Is there any particular phrasing you'd suggest for an agreement to allow its use? Something about "worldwide non-exclusive use in all media" or the like?
posted by aneel to Work & Money (4 answers total) 2 users marked this as a favorite
Not sure if it helps, but here is the Open Font License, as cited by the League of Moveable Type, a group that advocated open source fonts.
posted by General Malaise at 11:43 AM on April 1, 2010

Is there any threat that my work will be used in a trademark and that I'll therefore lose the right to use it in some contexts (or further license it in those contexts)?

I am not a lawyer, but with fonts in the US the part that you have a copyright on is the actual font file itself. It's possible to have a trademark on the font name, or a design patent on the font design, but neither of those are automatic. You do automatically own the copyright to the font file itself, which is basically a software algorithm for displaying your typeface.

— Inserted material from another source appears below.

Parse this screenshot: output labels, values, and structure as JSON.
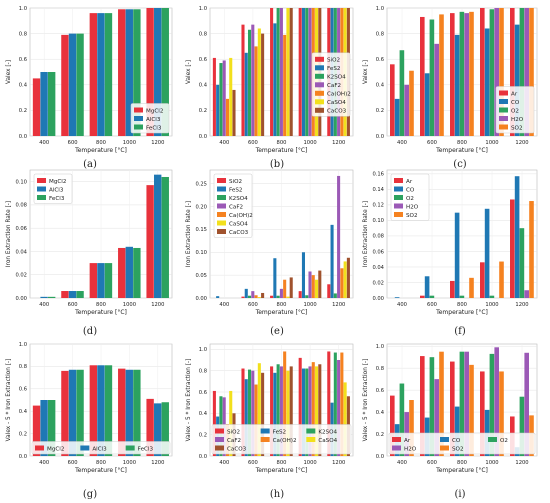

If, for example, you posted a full alphabet of your font on your site at a decent resolution, someone could copy and paste those letters into whatever commercial material they wanted and they would not be breaking your license or infringing on any of your IP. Or they could draw your font freehand after studying it. If they use your actual font file for commercial use though, they would be breaking your agreement and if you sued them in court you would probably win.

So no, there's not any way that letting people use your font can directly reduce your rights to your IP, because you'll own the copyright regardless and due to that users will need to abide by your license agreement to use it.
posted by burnmp3s at 11:56 AM on April 1, 2010 [1 favorite]

High-end designers are probably not going to be interested in your font, so the inquiries you're getting are probably from individuals and small businesses - small enough to want to use a cool font they found on the internet, small enough to not be able to pay very much, small enough to be able to change their minds if you make things difficult. So make things easy for yourself: charge a small fixed fee (say, $50) for a non-exclusive license. If it's a band, suggest that you'll take some merch instead. You'll be happy, they'll be happy, you won't need to pay for a lawyer. Everybody wins.
posted by Joe in Australia at 8:36 AM on April 3, 2010

Response by poster: Thanks for the answers.

I usually do tell bands and paintball teams and the like that they can use my designs on their t-shirts in exchange for a t-shirt. Sadly, I've never received a t-shirt. I did get some posters for an Austrian dance event featuring one of my photos, though.

The particular request that prompted this question was actually from a toy company that has produced some very successful toys in the past, so it's possible that the design would go into wide circulation. However, the figure I quoted them ($150) seems to have scared them off.